そんな中で私が好きなJリーグ・サンフレッチェ広島の試合を観戦した時に、応援団体とそこに集まるサポーターが手拍子で応援する姿を見て「これなら私にも出来る!」と考えて、広島エフ・ドゥの試合でも手拍子応援をするようになった。
あくまで1人で勝手にしている事にも関わらず観戦していた多くのファンが私に合わせて手拍子をしてくれたり、試合MCがハーフタイムに「この人の手拍子に合わせて応援しましょう」と紹介してくれて、チームにパワーを伝えにくい状況でも多くの方々に支えられてスタンドからチームを後押しする雰囲気を、それなりに作り上げる事ができて嬉しかった。

Fリーグで鳴り物応援が復活して従来の応援手法が出来る環境に徐々に戻りつつあった3年前の冬、エフ・ドゥが1部への昇格争いで崖っぷち立っていた試合日の朝に私は持病の発作で起床出来ず、代役を任せられる人も見つからず、重要な試合で応援の主導者がいないという事態を引き起こしてしまった。
9年前に当時勤務していた企業を病気で退職して以来短時間のパートタイムで勤務しながら実家で療養している私にとって、持病が悪化して生活の糧を失う事はどうしても避けたかった。
エフ・ドゥの応援を取るか自身の人生を取るか悩んだ結果、協力してくれていた多くの方々に申し訳なく思いつつも勝手ながらエフ・ドゥの応援から身を引く事にした。

その旨をSNSに投稿してしばらく経ったある日の夜、私はあるエフ・ドゥファンがX(旧Twitter)で開催したスペースでエフ・ドゥのある選手と直接話す機会を頂いた。
初めて話す者同士というのもあって何をどう話せばいいのか手探りな中、その選手がゆっくりと言葉を選ぶように話してくれた。
「コロナ禍で今まで出来ていた活動が出来なくなって不安があった」
「でもホームゲームで観客席を見たら、あなたはいつも同じ場所に座っていて、いつもの応援を続けてくれていた」
「それが僕にとって、とても力になりました」
私はそれを聞いて「嬉しいお言葉です!」としか答えられなかったけど、彼が残したシンプルでも確かな言葉は今でも忘れない。
私の応援には色々足りない所があって多分不満もあったはずだけど、それに一切触れずに感謝の言葉をかけてくれた事が心に沁みた。

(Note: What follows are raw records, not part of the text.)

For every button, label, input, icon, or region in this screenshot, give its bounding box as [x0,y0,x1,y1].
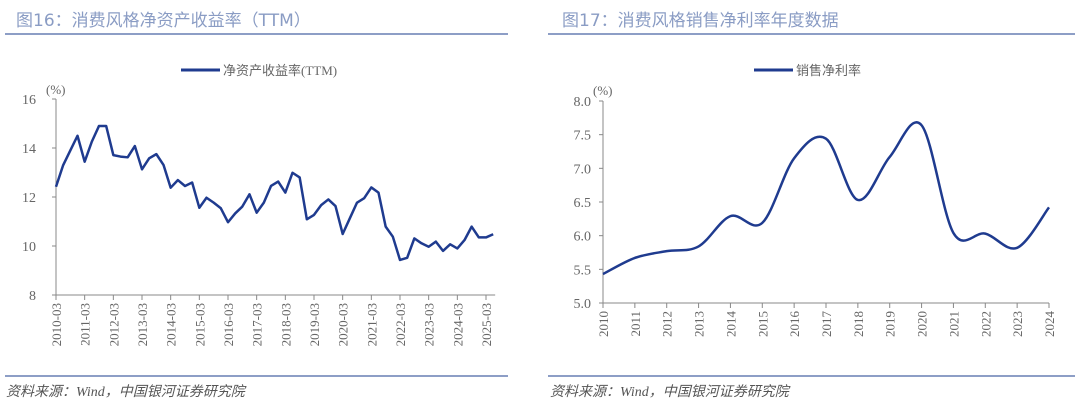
left-figure-title: 图16：消费风格净资产收益率（TTM） [16,11,311,31]
x-tick-label: 2023 [1010,311,1025,337]
x-tick-label: 2018-03 [278,303,293,346]
x-tick-label: 2012-03 [106,303,121,346]
right-figure-title: 图17：消费风格销售净利率年度数据 [562,11,839,31]
y-tick-label: 8 [29,289,36,304]
x-tick-label: 2020 [915,311,930,337]
x-tick-label: 2014 [723,311,738,338]
right-panel: 图17：消费风格销售净利率年度数据 5.0 5.5 6.0 6.5 7.0 7.5 8.0(… [540,0,1080,408]
legend-label: 净资产收益率(TTM) [223,63,337,78]
x-tick-label: 2025-03 [479,303,494,346]
x-tick-label: 2021-03 [364,303,379,346]
y-tick-label: 7.0 [574,162,592,177]
x-tick-label: 2024-03 [450,303,465,346]
legend-label: 销售净利率 [796,63,861,78]
y-unit-label: (%) [593,83,613,98]
left-title-rule [5,33,508,35]
y-tick-label: 5.0 [574,297,592,312]
x-tick-label: 2015 [755,311,770,337]
roe-chart: 8 10 12 14 16 (%) 2010-03 2011-03 2012-03 2013-03… [22,63,496,346]
net-margin-series-line [602,121,1051,276]
x-tick-label: 2016-03 [221,303,236,346]
x-tick-label: 2020-03 [336,303,351,346]
y-tick-label: 8.0 [574,95,592,110]
x-tick-label: 2016 [787,311,802,338]
x-tick-label: 2015-03 [192,303,207,346]
y-tick-label: 7.5 [574,129,592,144]
x-tick-label: 2011-03 [78,303,93,346]
y-tick-label: 5.5 [574,263,592,278]
roe-series-line [54,124,494,262]
x-tick-label: 2012 [660,311,675,337]
y-tick-label: 14 [22,142,36,157]
x-tick-label: 2022-03 [393,303,408,346]
x-tick-label: 2019 [883,311,898,337]
y-tick-label: 12 [22,191,36,206]
x-tick-label: 2013 [692,311,707,337]
x-tick-label: 2019-03 [307,303,322,346]
y-tick-label: 16 [22,93,36,108]
x-tick-label: 2022 [978,311,993,337]
x-tick-label: 2010 [596,311,611,337]
x-tick-label: 2021 [946,311,961,337]
net-margin-chart: 5.0 5.5 6.0 6.5 7.0 7.5 8.0(%) 2010 2011 2012 2013… [574,63,1058,338]
left-source: 资料来源：Wind，中国银河证券研究院 [6,385,245,400]
left-panel: 图16：消费风格净资产收益率（TTM） 8 10 12 14 16 (%) 2010-03 2… [5,11,508,400]
x-tick-label: 2023-03 [422,303,437,346]
y-tick-label: 6.0 [574,230,592,245]
left-footer-rule [5,375,508,377]
x-tick-label: 2017-03 [250,303,265,346]
x-tick-label: 2018 [851,311,866,337]
x-tick-label: 2011 [628,311,643,337]
x-tick-label: 2017 [819,311,834,338]
x-tick-label: 2013-03 [135,303,150,346]
y-tick-label: 10 [22,240,36,255]
right-footer-rule [548,375,1075,377]
y-tick-label: 6.5 [574,196,592,211]
right-source: 资料来源：Wind，中国银河证券研究院 [550,385,789,400]
x-tick-label: 2024 [1042,311,1057,338]
y-unit-label: (%) [46,82,66,97]
x-tick-label: 2010-03 [49,303,64,346]
x-tick-label: 2014-03 [164,303,179,346]
right-title-rule [548,33,1075,35]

その後持病の診察で医師からエフドゥでの応援永久禁止という診断を告げられて彼らの応援が出来なくなった私は、紆余曲折あって今は新スタジアム初年度で沸き返るサンフレッチェ広島のゴール裏で応援を続けている。
試合がどんな展開になっても決して心を揺るがせずに、声と手拍子とジャンプで試合終了の笛が鳴り終わるまで目の前のチームを後押しし続けられるのは、あの時の彼の言葉に与えられた確かな自信に後押しされているからだと思う。

その彼、水田伸明(のぶくん)が率いるあしざるFCが明日のYBCルヴァン・カップ決勝でパフォーマンスを行うらしい。
広島エフ・ドゥ時代に「フットサルを日本一のスポーツにする」という目標を掲げて同僚のダンガンくん(佐々木諒)と共にドゥーチャンネルを設立し、つばさ(小島翼)、あしざるFCに改称した後は1年間活動を共にした鈴木雄大(ゆうた)と宮原勇哉(みや)を含めてフットサル選手とYouTuberの両立という休む間もない猛烈なキャリアを続けてきた姿に「その努力が報われて欲しい」と私は願い続けてきた。

諸事情で彼らもエフ・ドゥを去ったけど、エフ・ドゥで頑張ってきた日々を糧に、明日も魂を込めたパフォーマンスを見せてくれるはず。
長い人生の一時とはいえ共に戦った者同士、そこで培った自信を胸に、これからもそれぞれの場所で。